Life circles back around

By Dawn De Busk

Seeing certain parts of this region jumpstarts my brain’s memories of Alaska.

Two stretches of scenery along Route 121 do this to me instantly. It is a “commute” every other week as part of my coverage of Casco’s municipal meetings for The Bridgton News.

Many people are probably familiar with the area of Route 121 as one heads toward the village. There is a long curve in the road and a parallel pullout that also curves next to a guardrail. The stop overlooks Pleasant Lake, with its homes on a hilly backdrop. Most would agree the view is idyllic, and it is offered twice with a second pullout.

The other spot that “takes me home” is closer to the Raymond-Casco line. As I head toward Route 11, it is to my right. That terrain reveals an extended family of the ugliest, most mangled trees. The trees are probably being strangled by phosphorous in their swampy home. It reminds me of a section of the Kenai Peninsula, where a forest fire occurred in the 1970s. Actually, the Casco version is prettier. Sometimes, it reminds me of the forests existing near the low-lying brush and bog at the edge of Bishop Creek — a haven for canoes and fishermen. There, a creek echoes in the culvert under a road that connected neighbors to one another.

The Casco scenery has become my eye candy each time I drive past it. The game I play is to name another place in Alaska that reminds me of it, and I haven’t thought of before.

In December, for the first time in a whole year of traveling this road rather regularly, I noticed something I had overlooked. Beyond the beautifully twisted and malnourished stand of trees was a pair of rounded mountains — a lady lying back in repose like so many twinned mountains in Alaska with crazy names and fables to explain their formation.

In conversations, my younger brother has told me that it is pleasant, more present moment, to let go of comparisons. But, I have not yet learned to do this. Five years after my feet hit the East Coast, I am still making those comparisons and connections between Alaska and Maine.

Each June, I get wicked homesick. The summer solstice is Alaskans’ best time of the year. Roll out the red carpet. The sun gives us increased hours of daylight until there is a crescendo — a sunset close on the heels of a sunrise.

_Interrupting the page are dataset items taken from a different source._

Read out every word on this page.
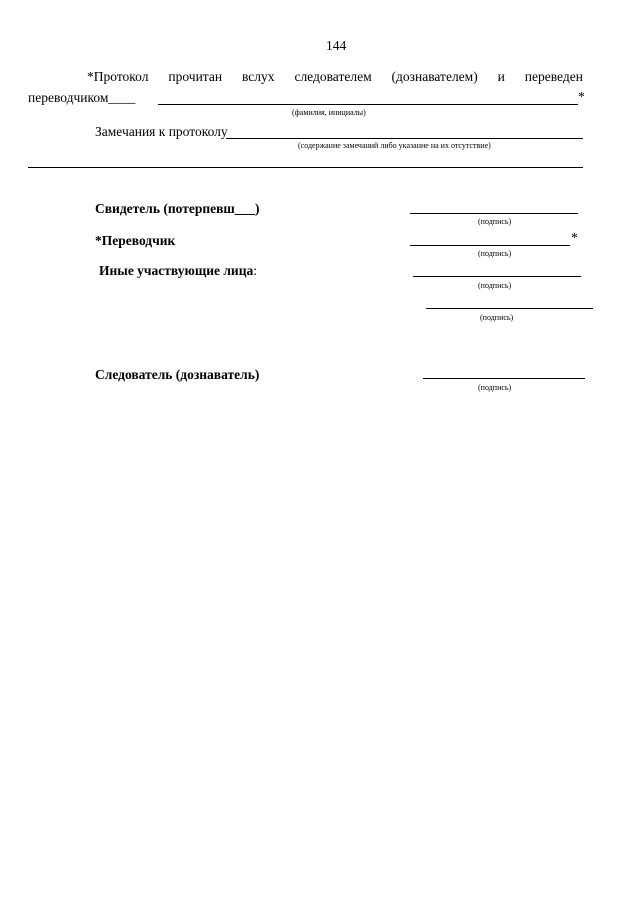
144
*Протокол прочитан вслух следователем (дознавателем) и переведен
переводчиком____	*
(фамилия, инициалы)
Замечания к протоколу
(содержание замечаний либо указание на их отсутствие)
Свидетель (потерпевш___)
(подпись)
*Переводчик	*
(подпись)
Иные участвующие лица:
(подпись)
(подпись)
Следователь (дознаватель)
(подпись)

As summer solstice grows near, I get super busy so I don’t harbor my homesick heart. I volunteer for stuff to take my mind away from my June 21 malady. During summer 2011, I put in office hours while everyone spent time at Raymond’s public beach. I wrapped up work as the day waned. Later, we arrived at a friend’s home a few hours before sunset; lawn chairs circled an active fire pit. While the company and conversation was fine and familiar, I excused myself to walk the property with my daughter. We followed a trail to the tiniest brook, where I spotted something as familiar as breathing. Thousands of blue forget-me-nots, Alaska’s state flower. I was stunned by the holiest shade of sky blue from the flower whose name I had uttered as I grew up. The dank earth I could smell and fierce mosquitoes I could feel were witnesses as I acknowledged that I had come home to Raymond, Maine.

Besides the fact that forget-me-nots grow wild here, my birth year is the same as two things in the State of Maine: the Maine Turnpike, and the Yarmouth Clam Festival. All three will be 47 years old in 2012.

On the 70th anniversary of Pearl Harbor, I called my father. I was excited to share with him that not even 40 miles from me, right here in Maine where I live, ships were shipped out to support the World War II effort in the 1940s. My dad informed me that those Liberty Ships were the ones that arrived in Whittier, Alaska, in the mid-1960s, where he worked as a longshoreman. Ships that originated from the Northeast coast were re-fitted for continued service on the water, he said. I lived in Whittier in a time too early for memories to take hold.

After I hung up, gradually I remembered the rusty ship that was part of Arness Dock. All my life I had known the ship that people said was from the war. The vessel was permanently docked until the sea wore it into time. In my hometown, a Liberty Ship existed, like the ones people would tell me about when I was 46 years old, and walked into the Casco Inn to hear their stories for a newspaper article.

Repeatedly, those moments happen that swing me back to Alaska’s south-central coast and ring a bell of clarity as to why I gravitated to this region of Maine.